Service case data archival policy not purging closed cases older than retention period in high-volume org

We configured a data archival policy for service cases three months ago to automatically purge closed cases older than 18 months. The policy shows as active in setup, but our storage metrics indicate zero records have been archived. Cases meeting the criteria (Status = Closed AND ClosedDate < 18 months ago) are still present in full.

Checking the archival logs shows successful runs but 0 records processed each time. We have custom triggers on the Case object for notification workflows and a flow that updates related records when cases close. Could these be interfering with the archival process?

Our storage is now at 87% capacity and we’re facing slow query performance on case reports. Need to understand why eligible records aren’t being identified and purged by the policy.

Here’s the comprehensive solution to get your archival working:

1. Archival Policy Criteria Review Your policy criteria needs to be more specific. Navigate to Setup > Data Archival Policies > Your Policy and verify the SOQL matches:

SELECT Id FROM Case
WHERE Status = 'Closed'
AND ClosedDate < LAST_N_MONTHS:18
AND IsArchivalReady__c = true

Add a custom checkbox field IsArchivalReady__c to flag cases that have completed all business processes.

2. Automation Dependency Resolution Your triggers and flows are preventing archival because they create runtime dependencies. Solutions:

  • Modify your case closure flow to check the IsArchivalReady__c field. Set it to true only after all related record updates complete
  • Update your notification trigger to include a condition: if (!Trigger.isDelete && !System.isBatch()) to skip execution during archival batch jobs
  • Consider converting your after-update trigger to an asynchronous queueable job that respects archival flags

3. SOQL for Identifying Eligible Records Run this diagnostic query to find cases that should archive but aren’t:

SELECT Id, CaseNumber, ClosedDate,
  (SELECT Id FROM CaseComments),
  (SELECT Id FROM EmailMessages)
FROM Case
WHERE Status = 'Closed'
AND ClosedDate < LAST_N_MONTHS:18

If cases have more than 100 related CaseComments or EmailMessages, they might exceed archival batch limits. You’ll need to archive related objects first.

4. Trigger Impact Mitigation Create a custom setting called ArchivalMode__c with a checkbox field. In your triggers, add:

if (ArchivalMode__c.getInstance().IsActive__c) {
  return; // Skip trigger logic during archival
}

Enable this setting before archival runs, disable after completion.

5. Storage Impact Resolution Once automation conflicts are resolved, schedule your archival policy to run weekly during off-peak hours. With 87% storage capacity, you should see immediate relief. After the first successful run, monitor the Archival History related list to confirm record counts match your SOQL query results.

6. Flow Optimization For your case closure flow updating related objects - modify it to use a ‘Record-Triggered Flow’ with ‘Fast Field Update’ disabled. Set the flow to run asynchronously, which removes it from the archival dependency chain.

Implement these changes in a sandbox first, then run a test archival on 100 records to validate. Once confirmed working, deploy to production and execute a full archival run. Your storage should drop to 60-65% within 48 hours of the first successful purge.

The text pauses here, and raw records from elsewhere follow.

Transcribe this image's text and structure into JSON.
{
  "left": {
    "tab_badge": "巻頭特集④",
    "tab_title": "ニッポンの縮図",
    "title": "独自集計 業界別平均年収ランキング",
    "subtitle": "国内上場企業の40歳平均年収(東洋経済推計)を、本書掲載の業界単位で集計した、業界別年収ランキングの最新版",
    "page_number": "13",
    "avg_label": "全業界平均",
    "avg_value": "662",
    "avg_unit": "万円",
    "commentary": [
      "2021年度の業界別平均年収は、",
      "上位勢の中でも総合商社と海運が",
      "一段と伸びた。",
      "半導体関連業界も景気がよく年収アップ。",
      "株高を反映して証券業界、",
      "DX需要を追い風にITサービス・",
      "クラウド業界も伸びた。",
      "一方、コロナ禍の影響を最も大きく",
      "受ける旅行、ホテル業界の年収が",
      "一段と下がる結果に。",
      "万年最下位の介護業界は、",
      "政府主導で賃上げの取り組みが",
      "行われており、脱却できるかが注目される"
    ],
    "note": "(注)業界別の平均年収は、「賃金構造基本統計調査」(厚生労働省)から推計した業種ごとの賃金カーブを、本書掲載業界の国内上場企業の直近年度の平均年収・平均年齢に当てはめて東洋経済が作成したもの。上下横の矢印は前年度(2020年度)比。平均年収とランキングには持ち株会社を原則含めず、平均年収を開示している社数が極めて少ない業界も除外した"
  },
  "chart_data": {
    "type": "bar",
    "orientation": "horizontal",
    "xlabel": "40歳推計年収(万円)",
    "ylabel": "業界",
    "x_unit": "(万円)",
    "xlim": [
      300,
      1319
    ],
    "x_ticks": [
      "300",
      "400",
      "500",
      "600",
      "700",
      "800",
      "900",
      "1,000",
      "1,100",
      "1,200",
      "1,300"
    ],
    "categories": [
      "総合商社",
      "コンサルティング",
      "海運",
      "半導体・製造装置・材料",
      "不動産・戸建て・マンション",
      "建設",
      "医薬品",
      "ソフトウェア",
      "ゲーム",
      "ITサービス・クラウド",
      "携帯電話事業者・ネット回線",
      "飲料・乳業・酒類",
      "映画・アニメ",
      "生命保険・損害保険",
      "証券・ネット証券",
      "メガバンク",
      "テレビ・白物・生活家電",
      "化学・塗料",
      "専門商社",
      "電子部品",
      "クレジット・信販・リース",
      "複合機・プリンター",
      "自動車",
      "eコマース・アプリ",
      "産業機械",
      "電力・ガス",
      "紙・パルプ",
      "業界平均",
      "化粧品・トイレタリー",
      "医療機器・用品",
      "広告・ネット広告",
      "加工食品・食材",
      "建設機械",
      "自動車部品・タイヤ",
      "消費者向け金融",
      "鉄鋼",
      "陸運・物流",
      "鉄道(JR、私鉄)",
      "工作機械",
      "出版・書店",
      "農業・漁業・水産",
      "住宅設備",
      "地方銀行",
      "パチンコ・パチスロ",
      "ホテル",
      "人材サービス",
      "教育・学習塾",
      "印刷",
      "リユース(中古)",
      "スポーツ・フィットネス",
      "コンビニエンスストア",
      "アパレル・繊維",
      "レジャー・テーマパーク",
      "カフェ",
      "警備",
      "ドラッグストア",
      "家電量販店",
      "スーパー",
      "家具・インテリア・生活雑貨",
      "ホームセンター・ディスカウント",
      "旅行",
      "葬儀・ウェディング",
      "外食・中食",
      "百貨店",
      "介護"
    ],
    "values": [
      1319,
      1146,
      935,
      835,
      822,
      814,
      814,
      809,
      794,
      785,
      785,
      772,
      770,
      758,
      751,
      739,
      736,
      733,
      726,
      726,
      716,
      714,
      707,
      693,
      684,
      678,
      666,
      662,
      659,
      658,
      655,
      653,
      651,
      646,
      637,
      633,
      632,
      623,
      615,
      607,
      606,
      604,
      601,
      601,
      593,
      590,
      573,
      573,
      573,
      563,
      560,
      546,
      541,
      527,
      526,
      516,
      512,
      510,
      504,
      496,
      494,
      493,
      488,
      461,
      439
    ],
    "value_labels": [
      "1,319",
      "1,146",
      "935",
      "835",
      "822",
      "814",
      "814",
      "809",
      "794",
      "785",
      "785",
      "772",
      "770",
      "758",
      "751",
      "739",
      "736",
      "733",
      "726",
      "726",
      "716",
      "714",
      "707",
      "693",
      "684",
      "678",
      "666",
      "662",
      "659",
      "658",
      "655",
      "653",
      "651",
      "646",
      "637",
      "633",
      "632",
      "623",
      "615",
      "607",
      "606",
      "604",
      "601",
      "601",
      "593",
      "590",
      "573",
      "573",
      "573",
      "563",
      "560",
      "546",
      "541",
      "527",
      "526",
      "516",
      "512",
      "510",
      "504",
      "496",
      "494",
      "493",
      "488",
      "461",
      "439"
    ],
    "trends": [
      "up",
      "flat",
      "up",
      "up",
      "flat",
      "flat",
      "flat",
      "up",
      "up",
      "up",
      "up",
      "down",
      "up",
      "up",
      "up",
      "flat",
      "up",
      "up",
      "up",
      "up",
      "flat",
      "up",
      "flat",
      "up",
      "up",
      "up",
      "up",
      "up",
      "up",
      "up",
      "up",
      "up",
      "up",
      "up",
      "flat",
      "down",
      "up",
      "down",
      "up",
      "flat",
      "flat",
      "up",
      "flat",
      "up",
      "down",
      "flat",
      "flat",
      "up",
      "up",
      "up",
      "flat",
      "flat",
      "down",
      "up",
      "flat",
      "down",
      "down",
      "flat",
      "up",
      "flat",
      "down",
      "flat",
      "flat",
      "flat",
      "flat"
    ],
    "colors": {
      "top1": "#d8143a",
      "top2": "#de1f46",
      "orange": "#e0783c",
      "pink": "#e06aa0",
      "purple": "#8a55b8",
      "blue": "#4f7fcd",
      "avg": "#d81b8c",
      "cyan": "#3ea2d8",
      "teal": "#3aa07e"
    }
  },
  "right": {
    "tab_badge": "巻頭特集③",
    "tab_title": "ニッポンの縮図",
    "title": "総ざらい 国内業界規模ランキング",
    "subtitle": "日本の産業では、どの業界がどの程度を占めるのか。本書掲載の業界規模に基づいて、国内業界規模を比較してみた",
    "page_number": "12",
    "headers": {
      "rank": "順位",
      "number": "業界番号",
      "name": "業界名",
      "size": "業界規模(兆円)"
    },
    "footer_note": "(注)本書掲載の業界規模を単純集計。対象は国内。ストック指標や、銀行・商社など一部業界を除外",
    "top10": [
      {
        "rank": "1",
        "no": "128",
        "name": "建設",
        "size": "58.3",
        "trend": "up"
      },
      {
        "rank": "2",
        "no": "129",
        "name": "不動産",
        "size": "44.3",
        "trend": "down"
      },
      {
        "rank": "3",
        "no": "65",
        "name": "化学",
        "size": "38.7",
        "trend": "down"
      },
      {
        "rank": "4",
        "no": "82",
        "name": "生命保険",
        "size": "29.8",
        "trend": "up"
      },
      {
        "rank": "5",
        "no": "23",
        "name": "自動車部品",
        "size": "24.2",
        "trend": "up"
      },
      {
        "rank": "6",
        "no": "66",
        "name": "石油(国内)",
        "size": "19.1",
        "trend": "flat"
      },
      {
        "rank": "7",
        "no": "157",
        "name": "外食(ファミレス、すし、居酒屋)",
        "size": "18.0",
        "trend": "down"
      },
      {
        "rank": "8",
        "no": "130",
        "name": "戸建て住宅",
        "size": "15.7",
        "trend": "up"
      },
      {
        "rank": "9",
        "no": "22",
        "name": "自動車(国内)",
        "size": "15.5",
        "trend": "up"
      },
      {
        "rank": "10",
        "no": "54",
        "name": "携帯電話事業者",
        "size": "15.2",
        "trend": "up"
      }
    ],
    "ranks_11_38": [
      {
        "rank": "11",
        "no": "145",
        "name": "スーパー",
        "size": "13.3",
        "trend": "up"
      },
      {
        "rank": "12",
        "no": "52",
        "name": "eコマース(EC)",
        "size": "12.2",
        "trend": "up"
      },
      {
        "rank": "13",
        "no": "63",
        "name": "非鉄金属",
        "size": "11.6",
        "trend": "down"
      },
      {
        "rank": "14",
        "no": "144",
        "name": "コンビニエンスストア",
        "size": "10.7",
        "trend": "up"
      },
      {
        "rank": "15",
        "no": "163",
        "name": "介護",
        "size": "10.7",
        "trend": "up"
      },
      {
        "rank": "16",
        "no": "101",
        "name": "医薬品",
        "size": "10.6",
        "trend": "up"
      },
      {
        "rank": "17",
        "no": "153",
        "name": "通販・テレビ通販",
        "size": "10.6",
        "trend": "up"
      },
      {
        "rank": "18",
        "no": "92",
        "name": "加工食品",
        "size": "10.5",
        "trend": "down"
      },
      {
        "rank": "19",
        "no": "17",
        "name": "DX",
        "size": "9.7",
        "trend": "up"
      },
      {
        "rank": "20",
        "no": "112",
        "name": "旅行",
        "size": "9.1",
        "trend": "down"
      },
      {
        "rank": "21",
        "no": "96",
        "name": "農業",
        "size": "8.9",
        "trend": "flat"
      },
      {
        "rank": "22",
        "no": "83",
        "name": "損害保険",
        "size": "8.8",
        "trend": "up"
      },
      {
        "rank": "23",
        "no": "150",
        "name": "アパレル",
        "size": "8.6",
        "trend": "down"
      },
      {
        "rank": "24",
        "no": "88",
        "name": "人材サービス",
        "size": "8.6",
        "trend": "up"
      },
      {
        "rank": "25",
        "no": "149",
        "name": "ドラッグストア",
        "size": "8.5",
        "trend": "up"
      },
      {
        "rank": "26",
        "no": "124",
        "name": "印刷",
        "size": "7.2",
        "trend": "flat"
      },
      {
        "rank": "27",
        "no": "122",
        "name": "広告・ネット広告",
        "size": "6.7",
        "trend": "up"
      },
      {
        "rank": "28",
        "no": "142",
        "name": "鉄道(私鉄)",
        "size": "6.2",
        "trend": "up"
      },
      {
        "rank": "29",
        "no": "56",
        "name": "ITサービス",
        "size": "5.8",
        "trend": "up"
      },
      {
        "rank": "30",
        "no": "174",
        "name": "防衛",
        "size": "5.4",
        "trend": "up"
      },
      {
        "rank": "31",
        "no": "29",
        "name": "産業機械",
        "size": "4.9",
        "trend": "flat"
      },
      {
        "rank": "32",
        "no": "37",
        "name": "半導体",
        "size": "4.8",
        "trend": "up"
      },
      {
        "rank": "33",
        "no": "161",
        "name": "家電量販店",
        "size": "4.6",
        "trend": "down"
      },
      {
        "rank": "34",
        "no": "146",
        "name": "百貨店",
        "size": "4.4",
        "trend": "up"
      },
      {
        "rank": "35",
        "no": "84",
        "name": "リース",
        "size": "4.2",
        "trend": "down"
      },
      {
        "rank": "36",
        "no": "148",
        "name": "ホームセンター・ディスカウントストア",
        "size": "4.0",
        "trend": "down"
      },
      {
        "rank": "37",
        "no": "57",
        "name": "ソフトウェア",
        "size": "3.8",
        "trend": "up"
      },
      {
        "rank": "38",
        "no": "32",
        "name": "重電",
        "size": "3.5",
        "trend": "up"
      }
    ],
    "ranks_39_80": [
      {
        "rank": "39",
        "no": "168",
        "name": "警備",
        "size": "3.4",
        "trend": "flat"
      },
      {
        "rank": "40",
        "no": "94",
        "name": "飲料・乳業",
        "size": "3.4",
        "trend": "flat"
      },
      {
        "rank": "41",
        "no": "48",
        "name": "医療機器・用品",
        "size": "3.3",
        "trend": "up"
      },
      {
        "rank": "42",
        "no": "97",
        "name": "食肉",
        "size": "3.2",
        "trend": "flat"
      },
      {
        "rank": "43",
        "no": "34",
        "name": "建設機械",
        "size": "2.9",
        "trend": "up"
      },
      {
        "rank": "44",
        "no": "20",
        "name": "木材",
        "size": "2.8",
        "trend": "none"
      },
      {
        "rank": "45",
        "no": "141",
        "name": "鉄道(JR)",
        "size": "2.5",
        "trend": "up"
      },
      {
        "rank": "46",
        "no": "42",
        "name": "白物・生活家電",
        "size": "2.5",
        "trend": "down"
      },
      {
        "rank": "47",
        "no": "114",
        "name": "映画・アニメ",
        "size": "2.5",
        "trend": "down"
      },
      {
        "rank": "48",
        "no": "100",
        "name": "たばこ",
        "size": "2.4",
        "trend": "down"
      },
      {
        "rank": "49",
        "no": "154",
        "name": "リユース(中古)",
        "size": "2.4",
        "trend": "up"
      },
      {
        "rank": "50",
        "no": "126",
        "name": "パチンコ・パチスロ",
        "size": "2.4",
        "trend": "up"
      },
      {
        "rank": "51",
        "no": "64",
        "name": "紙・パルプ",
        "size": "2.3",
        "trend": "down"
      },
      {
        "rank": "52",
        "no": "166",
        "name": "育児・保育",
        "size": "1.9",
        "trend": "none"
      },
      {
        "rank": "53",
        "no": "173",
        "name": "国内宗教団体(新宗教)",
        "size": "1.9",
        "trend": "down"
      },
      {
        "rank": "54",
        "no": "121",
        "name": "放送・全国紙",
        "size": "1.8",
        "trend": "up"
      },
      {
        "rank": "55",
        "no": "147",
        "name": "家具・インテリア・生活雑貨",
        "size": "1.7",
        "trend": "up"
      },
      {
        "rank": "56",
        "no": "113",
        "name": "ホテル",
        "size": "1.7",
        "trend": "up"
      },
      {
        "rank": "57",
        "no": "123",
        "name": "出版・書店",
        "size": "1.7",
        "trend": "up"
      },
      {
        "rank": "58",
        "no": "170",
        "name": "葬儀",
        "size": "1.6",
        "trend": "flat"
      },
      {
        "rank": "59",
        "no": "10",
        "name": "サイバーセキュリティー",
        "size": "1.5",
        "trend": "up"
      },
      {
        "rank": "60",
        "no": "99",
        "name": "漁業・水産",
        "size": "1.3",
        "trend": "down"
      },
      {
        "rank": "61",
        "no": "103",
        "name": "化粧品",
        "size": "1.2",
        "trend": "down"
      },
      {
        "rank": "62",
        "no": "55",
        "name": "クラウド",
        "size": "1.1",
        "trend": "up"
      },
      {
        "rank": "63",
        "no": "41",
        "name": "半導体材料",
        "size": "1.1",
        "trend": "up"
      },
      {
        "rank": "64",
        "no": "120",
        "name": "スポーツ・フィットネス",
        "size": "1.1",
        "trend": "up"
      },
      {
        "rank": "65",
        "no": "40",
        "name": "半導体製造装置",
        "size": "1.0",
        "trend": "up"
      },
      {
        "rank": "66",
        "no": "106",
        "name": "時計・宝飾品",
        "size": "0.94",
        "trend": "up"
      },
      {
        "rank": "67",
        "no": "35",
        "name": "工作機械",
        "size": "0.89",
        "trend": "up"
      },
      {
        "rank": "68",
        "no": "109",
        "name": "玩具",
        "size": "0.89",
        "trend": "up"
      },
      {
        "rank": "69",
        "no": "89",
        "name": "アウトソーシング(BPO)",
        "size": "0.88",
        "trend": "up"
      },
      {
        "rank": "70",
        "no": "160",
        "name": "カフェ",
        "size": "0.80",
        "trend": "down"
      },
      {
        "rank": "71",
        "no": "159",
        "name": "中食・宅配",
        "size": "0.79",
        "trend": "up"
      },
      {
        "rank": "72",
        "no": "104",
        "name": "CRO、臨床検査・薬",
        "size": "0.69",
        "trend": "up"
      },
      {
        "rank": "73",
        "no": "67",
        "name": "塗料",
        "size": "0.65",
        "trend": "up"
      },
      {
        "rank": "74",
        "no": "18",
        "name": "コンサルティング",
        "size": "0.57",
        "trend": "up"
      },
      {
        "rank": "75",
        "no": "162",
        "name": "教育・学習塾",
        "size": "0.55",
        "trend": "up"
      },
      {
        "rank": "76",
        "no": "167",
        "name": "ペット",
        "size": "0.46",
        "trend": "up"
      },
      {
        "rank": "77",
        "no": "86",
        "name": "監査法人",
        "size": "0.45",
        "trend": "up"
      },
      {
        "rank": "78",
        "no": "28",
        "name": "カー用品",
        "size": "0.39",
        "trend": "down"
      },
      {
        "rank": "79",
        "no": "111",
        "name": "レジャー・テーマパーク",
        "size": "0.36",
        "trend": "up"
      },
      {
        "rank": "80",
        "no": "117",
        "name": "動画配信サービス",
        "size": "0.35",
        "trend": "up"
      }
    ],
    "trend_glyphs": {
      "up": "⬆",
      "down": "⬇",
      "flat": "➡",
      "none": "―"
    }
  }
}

I’ve seen this exact scenario before. The issue is usually a combination of automation conflicts and policy criteria gaps. Check if your flow has a ‘Fast Field Update’ setting - those can block archival even when they shouldn’t logically interfere.

Don’t forget about field history tracking and related records. If your cases have child records (emails, attachments, comments) that aren’t included in the archival scope, the parent case won’t archive. You need to configure archival policies for all related objects first, or use cascade delete rules. Also verify your profile has the necessary permissions - archival policies require specific system permissions to execute.

Check the archival eligibility using this query:

SELECT Id, CaseNumber, Status, ClosedDate
FROM Case
WHERE Status = 'Closed'
AND ClosedDate < LAST_N_MONTHS:18

Then compare those Ids against cases that have trigger execution logs in the last archival run timeframe. The Debug Logs will show you exactly which trigger fired during the archival attempt.

First check your archival policy criteria configuration. The policy might be looking at a different date field than ClosedDate. Go to Setup > Data Archival Policies and verify the exact SOQL criteria being used. Also confirm the case record type is included in the policy scope - if you have multiple record types, the policy might only target specific ones.

Thanks for the insights. I checked the policy criteria and it does reference ClosedDate correctly. We have two active triggers and one flow on Case. The flow updates a related custom object whenever a case closes - that’s probably blocking archival. Is there a way to see which specific automation is causing the blockage?

Your triggers and flows are likely the culprit here. Salesforce archival policies skip records that have active automation dependencies. When you have before/after triggers or flows referencing the Case object, the archival process marks those records as ineligible for safety reasons. You need to evaluate which automations are truly necessary and consider deactivating non-critical ones during archival windows. We had the same issue last year - our notification trigger was preventing 40,000 cases from archiving. We modified it to check a custom field that flagged records as archival-ready, then the policy worked perfectly.